Finra announced today that it has sanctioned Summit Brokerage Services for more than $880,000 for failing to supervise excessive trading in client accounts, especially trading by one representative already barred by Finra.

Boca Raton, FL-based Summit, a boutique broker-dealer which has more than 700 registered reps nationwide, has been ordered to pay $558,000 in restitution to customers whose accounts were excessively traded. At the heart of the matter, Summit failed to “reasonably” review automated trade alerts that would have notified the firm its brokers were excessive trading in client accounts, Finra said.

“In this matter, the affected customers paid hundreds of thousands of dollars in commissions as a result of the excessive trading that occurred in their accounts,” Susan Schroeder, Finra's Executive Vice President, Department of Enforcement, said.

“This enforcement action reflects the fact that obtaining restitution for harmed customers remains our highest priority,” Schroeder added. 

A call placed to Summit for comment on the Finra censure was not immediately returned.

Finra found that from January 2012 through March 2017, Summit failed to review or take action on 150 automated trade alerts impacting 14 clients.

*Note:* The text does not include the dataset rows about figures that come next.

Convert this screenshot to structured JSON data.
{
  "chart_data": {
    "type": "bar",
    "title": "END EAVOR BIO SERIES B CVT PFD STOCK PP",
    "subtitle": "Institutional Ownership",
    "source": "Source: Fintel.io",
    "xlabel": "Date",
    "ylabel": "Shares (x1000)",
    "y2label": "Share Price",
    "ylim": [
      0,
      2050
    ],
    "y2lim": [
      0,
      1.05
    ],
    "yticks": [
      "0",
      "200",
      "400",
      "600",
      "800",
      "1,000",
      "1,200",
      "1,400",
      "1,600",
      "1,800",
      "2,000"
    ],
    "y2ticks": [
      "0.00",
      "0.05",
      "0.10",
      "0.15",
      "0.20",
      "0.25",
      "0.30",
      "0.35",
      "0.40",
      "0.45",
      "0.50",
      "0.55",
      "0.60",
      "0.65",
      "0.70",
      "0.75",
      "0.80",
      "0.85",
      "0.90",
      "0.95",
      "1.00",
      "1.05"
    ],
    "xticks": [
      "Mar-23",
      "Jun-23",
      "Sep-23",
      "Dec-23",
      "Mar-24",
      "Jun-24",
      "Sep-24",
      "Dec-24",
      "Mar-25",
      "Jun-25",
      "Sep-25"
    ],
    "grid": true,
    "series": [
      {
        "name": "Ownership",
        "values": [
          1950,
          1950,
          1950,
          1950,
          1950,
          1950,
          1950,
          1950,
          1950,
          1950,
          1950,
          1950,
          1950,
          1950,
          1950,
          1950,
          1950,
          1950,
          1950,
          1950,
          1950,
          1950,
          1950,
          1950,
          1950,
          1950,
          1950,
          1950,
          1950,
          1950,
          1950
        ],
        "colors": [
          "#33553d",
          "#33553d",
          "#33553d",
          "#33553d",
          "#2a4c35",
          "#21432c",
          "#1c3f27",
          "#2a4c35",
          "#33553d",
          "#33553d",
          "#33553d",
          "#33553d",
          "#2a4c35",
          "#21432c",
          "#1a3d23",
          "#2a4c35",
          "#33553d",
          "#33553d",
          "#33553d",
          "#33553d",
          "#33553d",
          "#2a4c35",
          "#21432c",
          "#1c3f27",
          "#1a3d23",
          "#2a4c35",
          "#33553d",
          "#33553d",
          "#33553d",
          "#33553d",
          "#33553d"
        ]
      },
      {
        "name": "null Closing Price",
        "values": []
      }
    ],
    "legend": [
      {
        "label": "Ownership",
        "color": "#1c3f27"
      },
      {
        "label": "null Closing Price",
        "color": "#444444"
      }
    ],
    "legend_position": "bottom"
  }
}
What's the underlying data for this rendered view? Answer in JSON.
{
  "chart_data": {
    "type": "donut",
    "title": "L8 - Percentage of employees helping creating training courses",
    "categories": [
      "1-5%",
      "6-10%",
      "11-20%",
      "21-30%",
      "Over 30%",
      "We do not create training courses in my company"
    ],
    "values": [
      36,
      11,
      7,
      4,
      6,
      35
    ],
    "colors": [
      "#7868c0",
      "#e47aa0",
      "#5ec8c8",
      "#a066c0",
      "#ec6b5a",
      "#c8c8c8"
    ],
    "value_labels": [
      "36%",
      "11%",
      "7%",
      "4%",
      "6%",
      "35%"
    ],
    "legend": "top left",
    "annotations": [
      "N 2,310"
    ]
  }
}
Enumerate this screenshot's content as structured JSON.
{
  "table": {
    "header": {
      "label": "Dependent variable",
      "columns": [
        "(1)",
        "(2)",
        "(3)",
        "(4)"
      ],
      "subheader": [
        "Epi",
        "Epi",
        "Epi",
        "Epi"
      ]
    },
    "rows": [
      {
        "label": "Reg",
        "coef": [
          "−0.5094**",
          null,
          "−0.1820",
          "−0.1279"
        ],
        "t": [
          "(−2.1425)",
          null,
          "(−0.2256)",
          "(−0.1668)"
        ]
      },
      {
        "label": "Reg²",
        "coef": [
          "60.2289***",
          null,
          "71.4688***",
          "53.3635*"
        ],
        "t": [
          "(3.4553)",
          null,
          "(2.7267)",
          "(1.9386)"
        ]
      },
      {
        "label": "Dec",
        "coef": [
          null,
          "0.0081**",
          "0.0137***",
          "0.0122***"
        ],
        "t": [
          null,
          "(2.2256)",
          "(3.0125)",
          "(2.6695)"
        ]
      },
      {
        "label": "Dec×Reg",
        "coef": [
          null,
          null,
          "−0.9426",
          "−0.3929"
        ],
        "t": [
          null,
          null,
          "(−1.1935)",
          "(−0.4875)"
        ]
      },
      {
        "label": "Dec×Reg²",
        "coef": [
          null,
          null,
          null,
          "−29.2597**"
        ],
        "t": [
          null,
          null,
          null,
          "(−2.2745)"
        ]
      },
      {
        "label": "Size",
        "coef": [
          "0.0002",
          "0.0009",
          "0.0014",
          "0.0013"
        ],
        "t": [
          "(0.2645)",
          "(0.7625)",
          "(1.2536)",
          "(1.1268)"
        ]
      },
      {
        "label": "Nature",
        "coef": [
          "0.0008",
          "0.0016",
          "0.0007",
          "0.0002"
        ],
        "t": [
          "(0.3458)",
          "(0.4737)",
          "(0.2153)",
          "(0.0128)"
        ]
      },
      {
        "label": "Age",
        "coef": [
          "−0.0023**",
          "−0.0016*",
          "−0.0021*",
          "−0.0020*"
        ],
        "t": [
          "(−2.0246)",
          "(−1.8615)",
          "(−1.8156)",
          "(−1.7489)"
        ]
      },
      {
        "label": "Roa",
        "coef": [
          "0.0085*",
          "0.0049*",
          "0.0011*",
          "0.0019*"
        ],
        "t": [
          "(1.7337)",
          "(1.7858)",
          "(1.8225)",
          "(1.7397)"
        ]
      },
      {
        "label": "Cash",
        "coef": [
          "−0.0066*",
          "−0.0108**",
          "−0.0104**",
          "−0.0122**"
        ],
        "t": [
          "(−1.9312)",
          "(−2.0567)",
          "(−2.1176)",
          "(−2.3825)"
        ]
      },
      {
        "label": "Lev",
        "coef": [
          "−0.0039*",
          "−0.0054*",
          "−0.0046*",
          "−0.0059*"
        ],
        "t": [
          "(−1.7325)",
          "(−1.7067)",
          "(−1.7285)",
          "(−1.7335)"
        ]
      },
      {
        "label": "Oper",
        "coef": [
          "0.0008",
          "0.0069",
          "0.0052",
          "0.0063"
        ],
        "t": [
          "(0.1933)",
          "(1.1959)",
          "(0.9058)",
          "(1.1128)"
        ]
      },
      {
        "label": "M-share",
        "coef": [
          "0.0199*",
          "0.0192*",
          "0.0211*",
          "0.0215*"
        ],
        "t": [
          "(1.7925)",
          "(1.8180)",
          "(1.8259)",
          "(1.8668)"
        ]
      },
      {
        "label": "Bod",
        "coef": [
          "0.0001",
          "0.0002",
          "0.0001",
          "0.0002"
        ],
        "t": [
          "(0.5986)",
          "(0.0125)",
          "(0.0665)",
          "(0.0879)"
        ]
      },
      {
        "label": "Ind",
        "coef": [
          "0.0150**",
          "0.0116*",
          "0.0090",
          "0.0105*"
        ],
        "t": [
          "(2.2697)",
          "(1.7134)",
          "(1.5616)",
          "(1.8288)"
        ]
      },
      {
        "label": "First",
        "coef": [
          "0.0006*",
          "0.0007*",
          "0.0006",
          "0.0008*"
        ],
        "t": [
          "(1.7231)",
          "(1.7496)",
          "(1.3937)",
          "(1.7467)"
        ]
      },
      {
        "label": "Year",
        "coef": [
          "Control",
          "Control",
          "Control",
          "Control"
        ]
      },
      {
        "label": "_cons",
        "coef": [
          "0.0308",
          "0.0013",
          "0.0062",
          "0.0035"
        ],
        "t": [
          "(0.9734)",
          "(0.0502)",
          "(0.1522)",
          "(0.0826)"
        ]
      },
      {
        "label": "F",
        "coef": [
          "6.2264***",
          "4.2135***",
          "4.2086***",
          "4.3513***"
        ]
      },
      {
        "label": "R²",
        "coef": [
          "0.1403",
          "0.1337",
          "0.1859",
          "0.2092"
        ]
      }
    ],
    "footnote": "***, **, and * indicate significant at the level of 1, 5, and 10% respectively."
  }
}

As a result, the firm failed to detect that one rep in particular, identified by Finra only as “CJ,” excessively traded securities in all 14 of the customers’ accounts.

“Summit received those alerts, but no one at the firm reviewed them,” Finra said in its statement on the censure.

In one example, CJ placed 533 trades for a retired customer over a three-year period, causing her to pay more than $171,000 in commissions, Finra uncovered.

Summit agreed to pay restitution to affected customers for at least $558,000--the commissions customers paid as a result of the excessive trading in their accounts.